In einem verstärkten Senat (VwGH vom 18.07.2024, Ra 2024/09/0018-11) schloss sich der VwGH dieser Argumentation an und kehrte zu seiner ursprünglichen Rechtsprechung zurück. Seit diesem Erkenntnis gilt wieder die jahrzehntelange Judikatur. Findet die Dienstbehörde, dass eine solche Vorgehensweise den Gedanken der Spezial- und Generalprävention von Disziplinarverfahren nicht ausreichend Rechnung trage, kann die Dienstbehörde eine Disziplinaranzeige anordnen.
Rechtsschutz.
Gegen eine Belehrung oder Ermahnung war bis zu den angeführten Erkenntnissen des Höchstgerichtes nur eine Selbstanzeige des Beamten möglich. Ein Rechtsschutz bestand nicht und die Selbstanzeige barg die Gefahr einer disziplinären Verurteilung.
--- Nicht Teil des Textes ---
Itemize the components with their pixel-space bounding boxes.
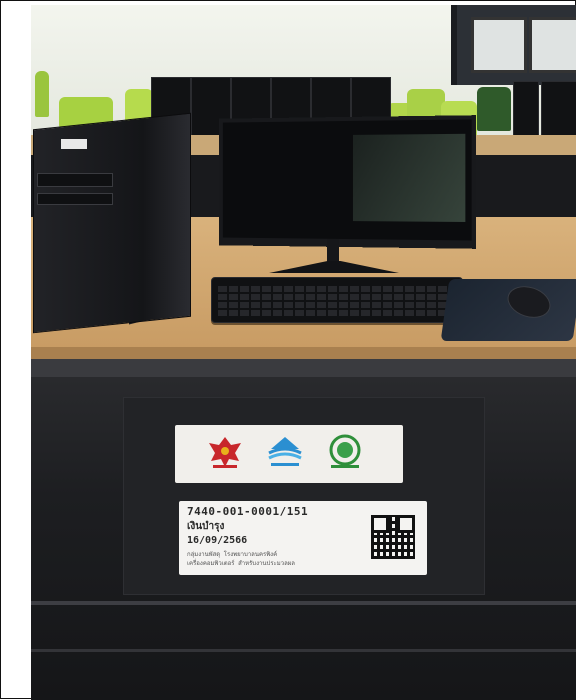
- asset-code: 7440-001-0001/151: [187, 505, 309, 518]
- qr-code-icon: [371, 515, 415, 559]
- mousepad: [440, 279, 576, 341]
- window-pane: [471, 17, 527, 73]
- back-row-monitor: [513, 81, 539, 143]
- pc-drive-bay: [37, 193, 113, 205]
- asset-tag-sticker: 7440-001-0001/151 เงินบำรุง 16/09/2566 ก…: [179, 501, 427, 575]
- garuda-emblem-icon: [209, 437, 241, 468]
- photo: 7440-001-0001/151 เงินบำรุง 16/09/2566 ก…: [31, 5, 576, 700]
- keyboard: [211, 277, 463, 323]
- screen-reflection: [352, 133, 466, 222]
- desk-rail: [31, 649, 576, 652]
- monitor: [219, 115, 476, 249]
- image-frame: 7440-001-0001/151 เงินบำรุง 16/09/2566 ก…: [0, 0, 576, 700]
- window-pane: [529, 17, 576, 73]
- chair: [477, 87, 511, 131]
- pc-tower: [33, 112, 191, 334]
- asset-date: 16/09/2566: [187, 535, 248, 546]
- chair: [35, 71, 49, 117]
- desk-rail: [31, 601, 576, 605]
- lab-window: [451, 5, 576, 85]
- moph-green-seal-icon: [329, 434, 361, 468]
- ministry-wave-logo-icon: [268, 437, 302, 466]
- pc-tower-label: [61, 139, 87, 149]
- keyboard-keys: [218, 284, 456, 316]
- asset-description: เครื่องคอมพิวเตอร์ สำหรับงานประมวลผล: [187, 560, 295, 567]
- desk-edge: [31, 347, 576, 359]
- desk-front-lip: [31, 359, 576, 377]
- pc-drive-bay: [37, 173, 113, 187]
- logo-sticker: [175, 425, 403, 483]
- asset-funding-source: เงินบำรุง: [187, 521, 225, 532]
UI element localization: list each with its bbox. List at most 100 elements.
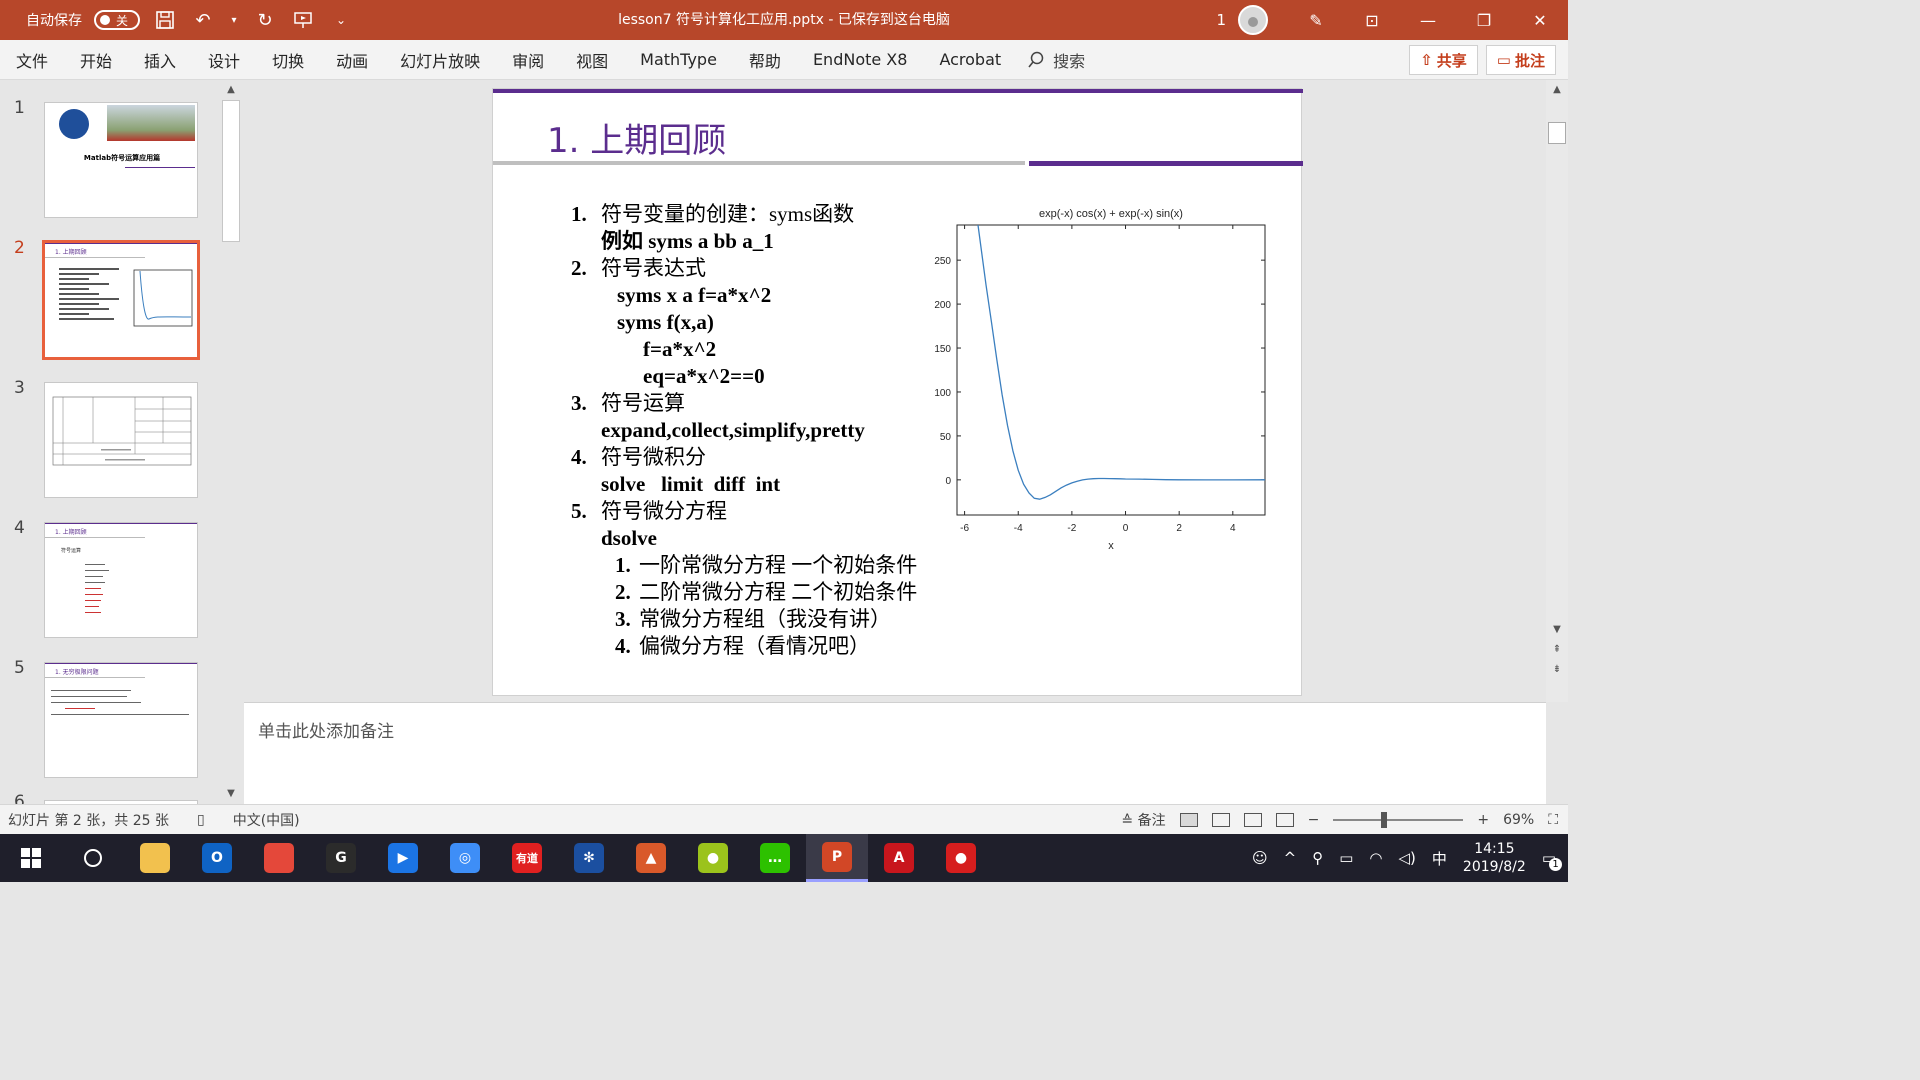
volume-icon[interactable]: ◁)	[1399, 849, 1416, 867]
present-from-start-icon[interactable]	[290, 7, 316, 33]
people-icon[interactable]: ☺	[1252, 849, 1268, 867]
taskbar-powerpoint-icon[interactable]: P	[806, 834, 868, 882]
zoom-slider[interactable]	[1333, 812, 1464, 828]
avatar[interactable]	[1238, 5, 1268, 35]
zoom-level[interactable]: 69%	[1503, 812, 1534, 828]
thumb-slide-3[interactable]	[44, 382, 198, 498]
start-button[interactable]	[0, 834, 62, 882]
tray-app-icon[interactable]: ⚲	[1312, 849, 1323, 867]
taskbar-app-yellow-green-icon[interactable]: ●	[682, 834, 744, 882]
scroll-thumb[interactable]	[222, 100, 240, 242]
taskbar-file-explorer-icon[interactable]	[124, 834, 186, 882]
normal-view-icon[interactable]	[1179, 813, 1198, 827]
search-circle-icon[interactable]	[62, 834, 124, 882]
list-item: 例如 syms a bb a_1	[601, 229, 774, 253]
tab-insert[interactable]: 插入	[128, 48, 192, 72]
tab-design[interactable]: 设计	[192, 48, 256, 72]
thumb-slide-1[interactable]: Matlab符号运算应用篇	[44, 102, 198, 218]
slide-scroll-down-icon[interactable]: ▼	[1550, 624, 1564, 638]
zoom-out-icon[interactable]: −	[1308, 812, 1320, 828]
wechat-tile: …	[760, 843, 790, 873]
slide-scroll-up-icon[interactable]: ▲	[1550, 84, 1564, 98]
slide-sorter-icon[interactable]	[1211, 813, 1230, 827]
spelling-icon[interactable]: ▯	[197, 812, 205, 828]
clock[interactable]: 14:15 2019/8/2	[1463, 840, 1526, 876]
scroll-up-icon[interactable]: ▲	[224, 84, 238, 98]
fit-to-window-icon[interactable]: ⛶	[1548, 812, 1558, 828]
minimize-button[interactable]: —	[1400, 0, 1456, 40]
notes-icon: ≙	[1121, 813, 1134, 829]
tab-endnote[interactable]: EndNote X8	[797, 50, 924, 69]
taskbar-media-player-icon[interactable]: ▶	[372, 834, 434, 882]
taskbar-chrome-icon[interactable]	[248, 834, 310, 882]
taskbar-baidu-netdisk-icon[interactable]: ◎	[434, 834, 496, 882]
thumb-slide-4[interactable]: 1. 上期回顾 符号运算	[44, 522, 198, 638]
x-tick-label: -6	[960, 523, 969, 534]
taskbar-app-g-icon[interactable]: G	[310, 834, 372, 882]
acrobat-tile: A	[884, 843, 914, 873]
pen-icon[interactable]: ✎	[1288, 0, 1344, 40]
wifi-icon[interactable]: ◠	[1369, 849, 1382, 867]
undo-icon[interactable]: ↶	[190, 7, 216, 33]
close-button[interactable]: ✕	[1512, 0, 1568, 40]
redo-icon[interactable]: ↻	[252, 7, 278, 33]
slide-scroll-thumb[interactable]	[1548, 122, 1566, 144]
ribbon-display-icon[interactable]: ⊡	[1344, 0, 1400, 40]
autosave-toggle[interactable]: 关	[94, 10, 140, 30]
tab-review[interactable]: 审阅	[496, 48, 560, 72]
slideshow-view-icon[interactable]	[1275, 813, 1294, 827]
prev-slide-icon[interactable]: ⇞	[1550, 644, 1564, 658]
search-box[interactable]: 搜索	[1027, 48, 1085, 72]
battery-icon[interactable]: ▭	[1339, 849, 1353, 867]
tab-view[interactable]: 视图	[560, 48, 624, 72]
zoom-in-icon[interactable]: +	[1477, 812, 1489, 828]
function-plot[interactable]: exp(-x) cos(x) + exp(-x) sin(x) x -6 -4 -2 0 2…	[913, 201, 1273, 561]
notification-count: 1	[1549, 858, 1562, 871]
list-item: 2. 二阶常微分方程 二个初始条件	[615, 580, 918, 604]
tab-home[interactable]: 开始	[64, 48, 128, 72]
save-icon[interactable]	[152, 7, 178, 33]
notes-pane[interactable]: 单击此处添加备注	[244, 702, 1546, 804]
taskbar-matlab-icon[interactable]: ▲	[620, 834, 682, 882]
share-button[interactable]: ⇧ 共享	[1409, 45, 1478, 75]
ime-indicator[interactable]: 中	[1432, 848, 1447, 869]
slide-body-text[interactable]: 1. 符号变量的创建：syms函数 例如 syms a bb a_1 2. 符号表达…	[571, 201, 917, 660]
taskbar-wechat-icon[interactable]: …	[744, 834, 806, 882]
tab-animations[interactable]: 动画	[320, 48, 384, 72]
show-hidden-icons[interactable]: ^	[1284, 849, 1297, 867]
notes-toggle-label: 备注	[1137, 813, 1166, 829]
taskbar-youdao-icon[interactable]: 有道	[496, 834, 558, 882]
thumb-number-3: 3	[14, 378, 25, 398]
customize-toolbar-icon[interactable]: ⌄	[328, 7, 354, 33]
tab-help[interactable]: 帮助	[733, 48, 797, 72]
reading-view-icon[interactable]	[1243, 813, 1262, 827]
thumbnails-scrollbar[interactable]: ▲ ▼	[220, 80, 242, 804]
slide-scrollbar[interactable]: ▲ ▼ ⇞ ⇟	[1546, 80, 1568, 702]
next-slide-icon[interactable]: ⇟	[1550, 664, 1564, 678]
app-molecule-tile: ✻	[574, 843, 604, 873]
chrome-tile	[264, 843, 294, 873]
taskbar-acrobat-icon[interactable]: A	[868, 834, 930, 882]
language-indicator[interactable]: 中文(中国)	[233, 810, 300, 830]
thumb-slide-2[interactable]: 1. 上期回顾	[42, 240, 200, 360]
taskbar-outlook-icon[interactable]: O	[186, 834, 248, 882]
thumb-slide-5[interactable]: 1. 无穷极限问题	[44, 662, 198, 778]
notes-toggle[interactable]: ≙ 备注	[1121, 810, 1165, 830]
taskbar-app-molecule-icon[interactable]: ✻	[558, 834, 620, 882]
slide-title[interactable]: 1. 上期回顾	[547, 113, 726, 162]
scroll-down-icon[interactable]: ▼	[224, 788, 238, 802]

Seit den vorgenannten Judikaten anerkennt der VwGH ein rechtliches Interesse des oder der Bediensteten, nach der Erlassung einer Belehrung oder Ermahnung einen Feststellungsbescheid bei der Dienstbehörde darüber zu beantragen, ob die Befolgung zu seinen bzw. ihren dienstlichen Pflichten gehört und die Belehrung oder Ermahnung rechtmäßig ist. Gegen einen solchen – zumeist wohl bejahenden – dienstrechtlichen Bescheid steht ein Rechtsmittel an den BVwG zu, wodurch aber kein Disziplinarverfahren in die Wege geleitet wird.
Während die Lehrerin, die die Absonderung missachtete, ohne Disziplinarstrafe für ihre Dienstpflichtverletzung davonkam, musste der Polizeibeamte im neuerlichen Verfahren eine Geldstrafe in Höhe von etwa einem Monatsbezug hinnehmen.